For many alumni, a visit to their alma mater is often a heartening stroll down an ivy-covered Memory Lane, the opportunity to relive cherished memories and experiences that, figuratively and literally, changed their lives. Or as to Sir Laurence Olivier’s character in Marathon Man put it, college is “the last time in your life no one expects anything of you.”

Colleges and universities have no problem cultivating nostalgia. But they also want to assure their graduates that the “old school” isn’t stuck in time either.

That’s why larger schools, particularly those that emphasize both teaching and research, like to always have some major construction underway or in the works somewhere on campus.

After all, new facilities instill pride and reinforce their commitment to the pursuit of knowledge. They also help sustain the cycle of attracting the best faculty and students, and, in turn, more resources to preserve that leading role in the discipline.

One case in point is Virginia Tech, where tower cranes never really disappear from the scenic mountain backdrop; they just get relocated.

(For disclosure’s sake, I’m a three-time Hokie graduate, and would likely still be in Blacksburg if there was money in drinking beer and going to class.)

Highlighting the current construction parade in Hokieland is the new Signature Engineering Building. The155,000-sq ft, four-story showpiece building, scheduled for completion in 2014, will be the administrative and instructional centerpiece of Virginia Tech’s highly regarded College of Engineering, a role enhanced by its choice location adjacent to a campus entrance.

A short walk away, the new Center for the Arts is on its way to reinforcing Virginia Tech’s commitment to the humanities as well. Combining 71,000 sq ft of new construction with the renovation of a 55,000-sq ft former dining hall, the Center will house a new Performance Hall with a 1,300-seat auditorium, a visual arts gallery, and labs and studios for creative technologies.

Much-needed for both space and prestige purposes, neither project consumes much in the way of memories or cherished landmarks, rising as they do from what most recently had been parking lots.

But another pending project has generated some friction, as it pits a relatively recent, high-profile addition to the Virginia Tech campusbig time footballagainst one of its oldest, yet least known assetsold-growth trees.

The controversy centers on the Virginia Tech Athletic Department’s plan to construct a new indoor practice facility, projected to cost as much a $25 million, adjacent to Lane Stadium and other existing athletic buildings.

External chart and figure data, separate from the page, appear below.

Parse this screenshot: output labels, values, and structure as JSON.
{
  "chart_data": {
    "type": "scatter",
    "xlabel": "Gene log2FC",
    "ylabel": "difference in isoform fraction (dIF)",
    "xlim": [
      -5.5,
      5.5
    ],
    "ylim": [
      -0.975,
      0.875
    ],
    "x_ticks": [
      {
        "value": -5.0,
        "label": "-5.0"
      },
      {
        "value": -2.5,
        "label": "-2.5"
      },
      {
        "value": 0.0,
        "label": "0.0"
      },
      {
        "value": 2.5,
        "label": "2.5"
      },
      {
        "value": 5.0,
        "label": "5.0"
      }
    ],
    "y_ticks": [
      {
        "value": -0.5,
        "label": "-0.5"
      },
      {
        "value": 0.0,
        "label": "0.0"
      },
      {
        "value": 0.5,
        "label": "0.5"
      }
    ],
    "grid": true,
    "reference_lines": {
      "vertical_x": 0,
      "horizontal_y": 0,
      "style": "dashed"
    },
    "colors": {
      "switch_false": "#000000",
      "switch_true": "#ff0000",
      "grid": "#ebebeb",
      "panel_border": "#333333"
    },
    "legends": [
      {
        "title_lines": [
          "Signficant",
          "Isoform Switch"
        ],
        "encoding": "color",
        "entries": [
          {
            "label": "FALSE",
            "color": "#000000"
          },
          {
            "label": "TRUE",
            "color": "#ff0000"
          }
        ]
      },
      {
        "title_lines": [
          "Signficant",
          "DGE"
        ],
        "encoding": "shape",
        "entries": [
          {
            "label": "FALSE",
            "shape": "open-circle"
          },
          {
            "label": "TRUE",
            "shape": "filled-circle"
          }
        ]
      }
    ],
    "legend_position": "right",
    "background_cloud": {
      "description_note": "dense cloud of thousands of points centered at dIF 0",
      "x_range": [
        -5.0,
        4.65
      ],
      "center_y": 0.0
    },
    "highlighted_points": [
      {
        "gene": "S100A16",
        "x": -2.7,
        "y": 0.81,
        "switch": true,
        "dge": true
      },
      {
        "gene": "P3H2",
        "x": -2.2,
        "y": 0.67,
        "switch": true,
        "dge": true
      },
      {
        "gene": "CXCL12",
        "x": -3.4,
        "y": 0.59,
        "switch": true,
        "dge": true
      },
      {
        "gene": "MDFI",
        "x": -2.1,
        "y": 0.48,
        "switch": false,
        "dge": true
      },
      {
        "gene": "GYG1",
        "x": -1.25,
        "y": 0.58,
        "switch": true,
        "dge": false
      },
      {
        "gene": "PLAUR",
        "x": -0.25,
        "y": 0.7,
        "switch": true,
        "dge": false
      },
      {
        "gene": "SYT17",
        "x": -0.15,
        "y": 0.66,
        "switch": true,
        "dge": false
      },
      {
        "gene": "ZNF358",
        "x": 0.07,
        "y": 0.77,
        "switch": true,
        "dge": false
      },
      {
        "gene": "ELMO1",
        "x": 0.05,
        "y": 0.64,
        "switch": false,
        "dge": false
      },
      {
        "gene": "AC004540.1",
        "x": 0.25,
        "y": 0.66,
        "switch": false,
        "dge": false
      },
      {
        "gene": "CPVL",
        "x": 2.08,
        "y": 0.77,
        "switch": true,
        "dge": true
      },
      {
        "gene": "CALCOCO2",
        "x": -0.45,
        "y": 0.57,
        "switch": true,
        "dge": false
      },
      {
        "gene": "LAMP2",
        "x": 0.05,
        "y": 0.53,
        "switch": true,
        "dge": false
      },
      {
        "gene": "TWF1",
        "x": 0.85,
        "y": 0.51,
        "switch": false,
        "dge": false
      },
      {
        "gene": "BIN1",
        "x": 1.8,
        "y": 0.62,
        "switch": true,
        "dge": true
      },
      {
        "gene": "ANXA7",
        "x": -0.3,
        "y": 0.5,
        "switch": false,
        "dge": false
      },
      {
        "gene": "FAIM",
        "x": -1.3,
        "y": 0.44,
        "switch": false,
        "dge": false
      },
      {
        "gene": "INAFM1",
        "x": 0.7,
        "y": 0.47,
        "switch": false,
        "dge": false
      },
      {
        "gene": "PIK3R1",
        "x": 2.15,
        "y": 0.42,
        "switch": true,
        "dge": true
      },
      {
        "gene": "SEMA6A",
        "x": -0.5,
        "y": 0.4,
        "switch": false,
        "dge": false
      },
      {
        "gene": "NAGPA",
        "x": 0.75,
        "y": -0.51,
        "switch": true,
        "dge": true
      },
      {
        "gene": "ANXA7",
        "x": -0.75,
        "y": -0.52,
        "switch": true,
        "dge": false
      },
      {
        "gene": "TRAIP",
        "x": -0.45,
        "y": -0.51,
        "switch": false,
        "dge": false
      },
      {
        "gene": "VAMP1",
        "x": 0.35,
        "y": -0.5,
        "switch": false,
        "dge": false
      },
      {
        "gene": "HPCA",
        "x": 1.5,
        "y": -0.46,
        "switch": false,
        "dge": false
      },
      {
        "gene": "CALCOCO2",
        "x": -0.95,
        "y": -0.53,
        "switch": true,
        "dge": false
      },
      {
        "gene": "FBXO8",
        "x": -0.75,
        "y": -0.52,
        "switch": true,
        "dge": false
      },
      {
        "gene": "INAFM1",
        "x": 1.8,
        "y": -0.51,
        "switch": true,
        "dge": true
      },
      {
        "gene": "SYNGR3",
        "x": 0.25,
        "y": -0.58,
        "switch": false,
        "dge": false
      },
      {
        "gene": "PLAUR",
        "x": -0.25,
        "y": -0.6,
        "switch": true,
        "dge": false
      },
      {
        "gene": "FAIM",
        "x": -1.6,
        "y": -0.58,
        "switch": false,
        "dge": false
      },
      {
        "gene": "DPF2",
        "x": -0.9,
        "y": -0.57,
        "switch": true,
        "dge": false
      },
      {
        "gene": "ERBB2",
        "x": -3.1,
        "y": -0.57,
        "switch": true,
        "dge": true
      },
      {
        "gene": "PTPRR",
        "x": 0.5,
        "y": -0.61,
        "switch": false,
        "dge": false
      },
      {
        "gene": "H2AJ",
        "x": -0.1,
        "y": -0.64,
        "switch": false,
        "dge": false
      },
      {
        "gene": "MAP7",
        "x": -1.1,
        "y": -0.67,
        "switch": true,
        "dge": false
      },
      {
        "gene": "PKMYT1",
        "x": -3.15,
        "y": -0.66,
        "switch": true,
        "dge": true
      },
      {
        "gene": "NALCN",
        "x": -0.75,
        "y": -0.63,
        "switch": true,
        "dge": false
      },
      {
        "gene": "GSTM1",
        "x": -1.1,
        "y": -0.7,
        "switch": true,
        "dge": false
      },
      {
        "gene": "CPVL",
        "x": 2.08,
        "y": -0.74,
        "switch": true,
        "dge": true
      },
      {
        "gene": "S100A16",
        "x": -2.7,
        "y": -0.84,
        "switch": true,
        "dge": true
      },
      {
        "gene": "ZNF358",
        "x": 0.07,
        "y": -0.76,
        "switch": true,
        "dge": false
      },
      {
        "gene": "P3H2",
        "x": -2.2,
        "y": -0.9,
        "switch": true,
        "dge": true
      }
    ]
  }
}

The site eyed for the facility would cut into a hillside and consume approximately one-third of a 15-acre heavily wooded area, little used by students (well, at least officially), but found to contain what may be the largest remaining collection of old-growth white oak in the eastern United States.

You can see the familiar dilemma this project creates. The Athletic Department claims that the indoor practice facility is necessary to keep up with Virginia Tech’s rivals and maintain its high profile in football, which despite its occasional on-field frustrations, has become a rallying point for the highly diverse Hokie disapora, particularly in light of recent tragedies such as the April 16, 2007, shooting rampage that claimed the lives of 32 students and faculty members.

Forestry professors and Stadium Woods supporters counter that the trees’ inherent uniqueness makes them worth preserving, and that preserving them is in line with the school’s mission as a Land-Grant institution “teach such branches of learning as are related to agriculture and the mechanic arts.”

They also cite several other potential building sites in close proximity to the stadium complex that would seem “shovel-ready” for a practice facility, but which Athletic officials dismiss as too far removed for tiime-crunched practice schedules.

Construction versus nature is not a new problem, nor are most of the issues being weighed by an ad hoc committee appointed by University President Charles Steger unique to Virginia Tech.

Though it’s not always feasible to have things both ways, we do like to think of colleges and universities as incubators of innovation, places where great minds can find solutions that need not be “either or,” but “what if.”

Virginia Tech takes great pride in its slogan, “Invent the Future.” It’s now up to the school to figure out how much of the past to bring along.

UPDATE 6/4/12: The committee has recommended relocating the proposed facility to another nearby location, preserving all but .2 acres of Stadium Woods. Its now up to Virginia Tech's Board of Visitors to decide whether to endorse the recommendation.